2014-10-30 19:23 GMT+01:00 Sherif Ramadan <theanomaly...@gmail.com>:
> Hello Internals,
>
> I've been meaning to write up a full-blown RFC for introducing a new
> standardized HTTP interface for PHP core for some time now. I figure now
> with PHP 7 on the road map this might be a good time to start this
> discussion since it involves breaking some backwards compatibility that may
> have been out of the question in PHP 5.
>
> I've started a draft RFC, but please be patient as this is a working in
> progress, here https://wiki.php.net/rfc/http-interface on the wiki.
>
> The point here is to allow users to implement their own HttpRequest and
> HttpResponse classes that can deal directly with the raw request/response
> messages in any way the user deems fit. This alleviates cases like "what
> about when I want to have $_PUT or $_DELETE" and removes the ambiguity of
> the $_POST, $_GET superglobals to a more conforming way of handling the
> messages.
>
> Since it's an interface, it only dictates the facilitation of PHP's
> built-in functionality and the user's desired implementation, but no the
> implementation itself. To remove all confusion, consider the way an HTTP
> message actually looks.
>
> GET /foo?bar=1 HTTP/1.1
> Host: foobar.com
>
> baz=2
>
> Instead of treating this with current $_GET, $_POST, let's consider for a
> moment how we might treat it in an HttpRequest object:
>
> If the HttpRequest class implements an HttpParameters object that parses
> and treats the entire HTTP request line as a string of parameters we could
> accomplish the following...
>
> var_dump(HttpRequest::$parameters->bar); // int(1)
> var_dump((string) HttpRequest::$parameters); // string(6)"?bar=1"
>
> Now consider how the body can be treated...
>
> echo HttpRequest::$body; // baz=2
> echo HttpRequest::$body->baz; // 2
>
> Since the HttpRequest object can lazily parse the body it can also lazily
> apply custom filters directly to the request variables and parameters...
>
> For example, say you wish to treat baz only as an integer?
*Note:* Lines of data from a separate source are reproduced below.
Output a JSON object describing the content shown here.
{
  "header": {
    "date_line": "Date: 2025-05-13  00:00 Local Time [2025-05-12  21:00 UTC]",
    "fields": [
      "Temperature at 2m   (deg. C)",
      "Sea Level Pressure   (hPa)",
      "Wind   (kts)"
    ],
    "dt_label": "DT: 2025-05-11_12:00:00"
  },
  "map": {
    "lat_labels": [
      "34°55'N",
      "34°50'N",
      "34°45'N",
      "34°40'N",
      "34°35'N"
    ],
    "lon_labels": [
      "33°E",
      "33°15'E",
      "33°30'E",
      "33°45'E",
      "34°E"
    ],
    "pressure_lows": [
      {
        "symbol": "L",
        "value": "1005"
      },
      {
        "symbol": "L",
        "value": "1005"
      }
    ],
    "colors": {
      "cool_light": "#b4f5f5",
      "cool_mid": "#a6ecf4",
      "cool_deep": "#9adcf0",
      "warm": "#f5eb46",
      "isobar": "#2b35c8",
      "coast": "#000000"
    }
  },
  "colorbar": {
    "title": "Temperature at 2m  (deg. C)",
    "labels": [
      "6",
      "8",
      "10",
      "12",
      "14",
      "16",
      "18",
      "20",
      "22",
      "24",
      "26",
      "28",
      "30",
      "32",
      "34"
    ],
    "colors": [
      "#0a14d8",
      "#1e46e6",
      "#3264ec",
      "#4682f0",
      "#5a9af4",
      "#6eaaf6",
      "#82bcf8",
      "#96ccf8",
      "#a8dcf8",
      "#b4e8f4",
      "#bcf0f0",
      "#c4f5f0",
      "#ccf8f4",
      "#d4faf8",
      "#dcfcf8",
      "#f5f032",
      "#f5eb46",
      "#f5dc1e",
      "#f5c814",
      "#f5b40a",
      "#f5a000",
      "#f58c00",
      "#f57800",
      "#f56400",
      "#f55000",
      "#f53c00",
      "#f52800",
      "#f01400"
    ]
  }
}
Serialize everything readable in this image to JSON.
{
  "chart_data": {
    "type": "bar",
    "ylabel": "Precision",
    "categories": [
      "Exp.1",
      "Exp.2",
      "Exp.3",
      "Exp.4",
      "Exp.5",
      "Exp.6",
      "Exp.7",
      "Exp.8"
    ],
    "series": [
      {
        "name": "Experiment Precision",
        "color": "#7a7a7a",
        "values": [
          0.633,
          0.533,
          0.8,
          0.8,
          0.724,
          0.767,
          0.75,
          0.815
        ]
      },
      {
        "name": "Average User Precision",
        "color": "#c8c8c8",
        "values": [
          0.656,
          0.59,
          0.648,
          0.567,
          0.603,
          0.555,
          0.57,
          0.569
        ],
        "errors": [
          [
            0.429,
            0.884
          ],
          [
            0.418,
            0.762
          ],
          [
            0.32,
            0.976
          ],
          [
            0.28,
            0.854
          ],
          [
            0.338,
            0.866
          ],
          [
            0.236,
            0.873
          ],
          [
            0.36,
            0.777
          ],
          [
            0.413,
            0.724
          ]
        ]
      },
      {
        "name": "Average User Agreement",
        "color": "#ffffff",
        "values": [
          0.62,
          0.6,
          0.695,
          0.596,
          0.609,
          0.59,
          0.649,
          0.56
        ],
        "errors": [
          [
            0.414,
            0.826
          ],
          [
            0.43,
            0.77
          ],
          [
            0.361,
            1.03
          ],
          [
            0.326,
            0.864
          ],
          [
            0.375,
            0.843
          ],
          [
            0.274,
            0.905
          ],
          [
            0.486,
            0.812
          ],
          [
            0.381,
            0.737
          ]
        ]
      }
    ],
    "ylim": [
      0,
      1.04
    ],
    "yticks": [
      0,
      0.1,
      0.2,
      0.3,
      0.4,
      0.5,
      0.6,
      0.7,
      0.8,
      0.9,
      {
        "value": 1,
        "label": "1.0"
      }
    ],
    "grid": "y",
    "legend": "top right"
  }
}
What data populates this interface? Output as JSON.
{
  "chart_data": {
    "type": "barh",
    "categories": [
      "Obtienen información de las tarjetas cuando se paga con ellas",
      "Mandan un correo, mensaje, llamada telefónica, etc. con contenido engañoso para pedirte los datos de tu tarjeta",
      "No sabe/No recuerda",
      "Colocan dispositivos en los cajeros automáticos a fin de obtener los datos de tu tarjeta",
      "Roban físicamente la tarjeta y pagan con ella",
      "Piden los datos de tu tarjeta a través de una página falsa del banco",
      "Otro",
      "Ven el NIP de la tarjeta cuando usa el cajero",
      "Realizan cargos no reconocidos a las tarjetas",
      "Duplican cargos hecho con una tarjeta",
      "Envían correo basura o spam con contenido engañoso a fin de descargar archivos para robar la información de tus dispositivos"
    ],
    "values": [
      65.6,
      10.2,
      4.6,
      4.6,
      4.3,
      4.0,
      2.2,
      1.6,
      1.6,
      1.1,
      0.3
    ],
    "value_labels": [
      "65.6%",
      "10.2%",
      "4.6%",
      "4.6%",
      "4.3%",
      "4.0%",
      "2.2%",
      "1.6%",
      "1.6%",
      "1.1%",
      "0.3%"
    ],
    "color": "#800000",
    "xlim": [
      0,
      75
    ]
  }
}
This can be
> easily accomplished by setting the filters directly in the HttpRequest
> object and upon access the filter is directly applied to chosen variables.
> This also alleviates the need to worry about overwriting superglobal
> variables or having to copy from them. So from an efficiency stand-point
> this approach works much better. It also allows you to separate clearly
> between HTTP request parameters and HTTP request body as well as the HTTP
> request method. Since the request object should be capable of handling
> callbacks for each method to apply different sets of filters or rules on
> treating the request body given different request methods this could prove
> a lot more useful than existing techniques applied directly in PHP with
> php://input, for example.
>
> We don't need to copy the internal stream and we don't need to modify or
> copy superglobals around to different parts of our code.
>
> I'm in the process of writing up a cleaner implementation to introduce in
> the RFC, but in the mean time I'd like to open up to discussion and see
> what others think or how they feel we might approach this problem more
> cleanly.
>
> Thanks,
> Sherif

I'm all for adding a standardized way of handling PHP's input in a OO
way, however, no way we touch the existing super globals.
I don't see the benefit of an *interface* and how you would interact
with that with userland implementations. However, having simple and
**immutable** objects on top of what already exists sounds interesting
and reasonable.
>From the top of my head, something like:

var_dump($_HTTP_REQUEST);

object(PHP\HttpRequest)#1 (11) {
  ["protocol"]=>
  string(8) "HTTP/1.1"
  ["uri"]=>
  string(9) "/info.php"
  ["host"]=>
  string(11) "example.com"
  ["method"]=>
  string(3) "GET"
  ["port"]=>
  int(80)
  ["time"]=>
  float(1415015570.096)
  ["queryString"]=>
  string(11) "foo=1&bar=2"
  ["uriParams"]=>
  array(2) {
    ["foo"]=>
    int(1)
    ["bar"]=>
    int(2)
  }
  ["cookies"]=>
  array(1) {
    ["language"]=>
    string(2) "fr"
  }
  ["acceptEncoding"]=>
  array(3) {
    ["gzip"]=>
    bool(true)
    ["deflate"]=>
    bool(true)
    ["sdch"]=>
    bool(true)
  }
  ["userAgent"]=>
  string(105) "Mozilla/5.0 (X11; Linux x86_64) AppleWebKit/537.36
(KHTML, like Gecko) Chrome/38.0.2125.101 Safari/537.36"
}

Note that super globals are created on demand, so there is no impact
on keeping $_GET, $_POST, ... variables aside a new OO implementation
which should also benefit from this lazy loading mechanism.